Из учтивости прослушал я со скукой несколько пластинок и хотел уже уходить, как поставили новый номер и из широкоразвернутой медной трубы полился стройный, тягучий, нежно-носовой, давно знакомый мне, но позабытый многоголосый мотив. Чем дальше развертывалась несложная, но захватывающая милая мелодия, тем ближе и слаще и знакомее она для меня становилась. Но вспомнить, где я ее слышал, мне все еще не удавалось.
Наконец, граммофон закозлил, заикал и остановился. Матросы стали догадываться:
– Может быть, это варган, - говорил один, - я вот такой однажды в трактире слышал.
– А может, эхто вовсе волынка.
– Не похоже. Эхто, должно быть, не играют, а поют. Какие-нибудь староверы поют...
Я вдруг вспомнил и сказал:
– Не играют и не поют. А это дудят владимирские рожечники. Поглядите на пластинке, наверное, есть надпись.
Оказалось, что я не ошибся. Надпись там гласила "Владимирские рожечники". Никто изо всей компании во Владимирской губернии не бывал и рожечников не слышал, и мне пришлось о них рассказывать.

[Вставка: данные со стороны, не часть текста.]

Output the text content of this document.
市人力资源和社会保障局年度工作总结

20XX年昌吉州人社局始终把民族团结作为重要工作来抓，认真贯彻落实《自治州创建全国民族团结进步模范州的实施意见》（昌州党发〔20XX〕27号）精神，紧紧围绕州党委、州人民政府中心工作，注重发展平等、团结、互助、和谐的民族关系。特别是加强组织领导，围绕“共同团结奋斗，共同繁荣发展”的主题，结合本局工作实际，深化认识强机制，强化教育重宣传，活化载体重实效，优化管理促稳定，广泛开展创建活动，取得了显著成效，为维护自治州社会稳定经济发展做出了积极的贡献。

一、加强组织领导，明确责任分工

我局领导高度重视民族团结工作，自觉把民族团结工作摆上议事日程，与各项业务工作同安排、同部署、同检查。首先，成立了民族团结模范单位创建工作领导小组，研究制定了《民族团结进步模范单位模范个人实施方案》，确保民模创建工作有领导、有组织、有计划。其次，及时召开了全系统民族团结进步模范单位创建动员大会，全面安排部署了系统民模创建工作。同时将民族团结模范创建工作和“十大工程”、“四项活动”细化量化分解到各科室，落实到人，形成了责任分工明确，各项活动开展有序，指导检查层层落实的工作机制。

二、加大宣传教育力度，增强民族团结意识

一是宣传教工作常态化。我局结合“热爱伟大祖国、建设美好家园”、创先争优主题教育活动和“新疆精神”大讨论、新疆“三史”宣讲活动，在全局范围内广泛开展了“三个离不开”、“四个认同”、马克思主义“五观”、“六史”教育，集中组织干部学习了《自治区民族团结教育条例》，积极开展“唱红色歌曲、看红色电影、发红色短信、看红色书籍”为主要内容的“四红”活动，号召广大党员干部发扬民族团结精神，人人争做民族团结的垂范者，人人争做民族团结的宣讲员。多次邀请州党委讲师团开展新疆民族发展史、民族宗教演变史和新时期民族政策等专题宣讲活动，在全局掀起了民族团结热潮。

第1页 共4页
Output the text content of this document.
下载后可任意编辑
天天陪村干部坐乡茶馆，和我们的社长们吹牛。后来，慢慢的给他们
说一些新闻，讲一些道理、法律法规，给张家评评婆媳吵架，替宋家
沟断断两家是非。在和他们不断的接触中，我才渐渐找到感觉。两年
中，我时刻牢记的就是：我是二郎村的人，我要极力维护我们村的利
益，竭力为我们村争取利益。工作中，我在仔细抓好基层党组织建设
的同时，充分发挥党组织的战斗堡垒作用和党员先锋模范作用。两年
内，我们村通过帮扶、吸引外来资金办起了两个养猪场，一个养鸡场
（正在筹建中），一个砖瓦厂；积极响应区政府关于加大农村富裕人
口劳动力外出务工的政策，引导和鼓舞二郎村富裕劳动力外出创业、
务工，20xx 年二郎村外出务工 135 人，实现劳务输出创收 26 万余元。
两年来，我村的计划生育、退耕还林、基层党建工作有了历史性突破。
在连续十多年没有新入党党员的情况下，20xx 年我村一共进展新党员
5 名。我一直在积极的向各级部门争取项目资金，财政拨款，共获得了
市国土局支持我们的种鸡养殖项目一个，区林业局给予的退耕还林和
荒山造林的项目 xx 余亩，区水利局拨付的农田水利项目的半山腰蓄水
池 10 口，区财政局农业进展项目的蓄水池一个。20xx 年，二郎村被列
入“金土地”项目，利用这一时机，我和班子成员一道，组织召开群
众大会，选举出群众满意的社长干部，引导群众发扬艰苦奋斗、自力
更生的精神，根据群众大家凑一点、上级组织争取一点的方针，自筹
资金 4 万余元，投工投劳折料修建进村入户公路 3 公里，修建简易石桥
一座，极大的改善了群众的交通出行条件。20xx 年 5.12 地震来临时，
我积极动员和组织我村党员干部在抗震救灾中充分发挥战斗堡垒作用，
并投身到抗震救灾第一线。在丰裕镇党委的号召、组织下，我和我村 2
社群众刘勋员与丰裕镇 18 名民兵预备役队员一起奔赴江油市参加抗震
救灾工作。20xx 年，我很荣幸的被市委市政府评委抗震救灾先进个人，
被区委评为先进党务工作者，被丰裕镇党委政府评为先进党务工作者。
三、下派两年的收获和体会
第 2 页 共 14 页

Я тогда, лет двадцать тому назад, обмерял лесные площадки в некоторых волостях Меленковского уезда Владимирской губернии. Народ во всей губернии здоровый, крепкий и состоятельный. Большинство о крепостном праве и не слышали, происходили от государственных крестьян. Мужики редко дома бывали. Работали по городам, больше плотниками и мукомолами, а также сады арендовали. Деревни их были богатые. Рогатого скота множество, да не только ярославского, но и холмогорского, и даже симментальского. Выпасы огромнейшие. Заливные и пойменные луга. И сено у них было замечательнейшее. Про свое сено меленковские так хвастались: "Кабы наше сено, да с сахаром, так и попадья бы ела".
Каждая деревня сколько скота-то выгоняла? Голов триста, четыреста, а то и пятьсот! Деревни огромные были, многолюдные. Довольно того сказать, что наемный пастух от общества, в среднем, по более пятисот целковых за лето получал. Жалование прямо министерское! Расходы у него были только на собаку, да на подпаска, да на коровьи лекарства. Харчился же он дарма: в каждой избе по очереди.
Летние дни ужас какие долгие. Волки летом телят не режут, боятся людей потому, что на полях круглый день работа; к ночи же скот в хлева загоняют. Что им, пастухам, целый день от скуки делать? Вот и плетут они лапти. Где березового лыка надерут грубого, а где попадется и липовое; оно куда мягче и на ходу ногу веселит. На разные способы ухитрялись ковырять кочедыком, но хитрее плетения не было, чем мордовское. Недаром даже такая поговорка составилась про людей, которые сами себе на уме: "прост-то ты, милый, прост, а только простота твоя, как мордовский лапоть, о восьми концах".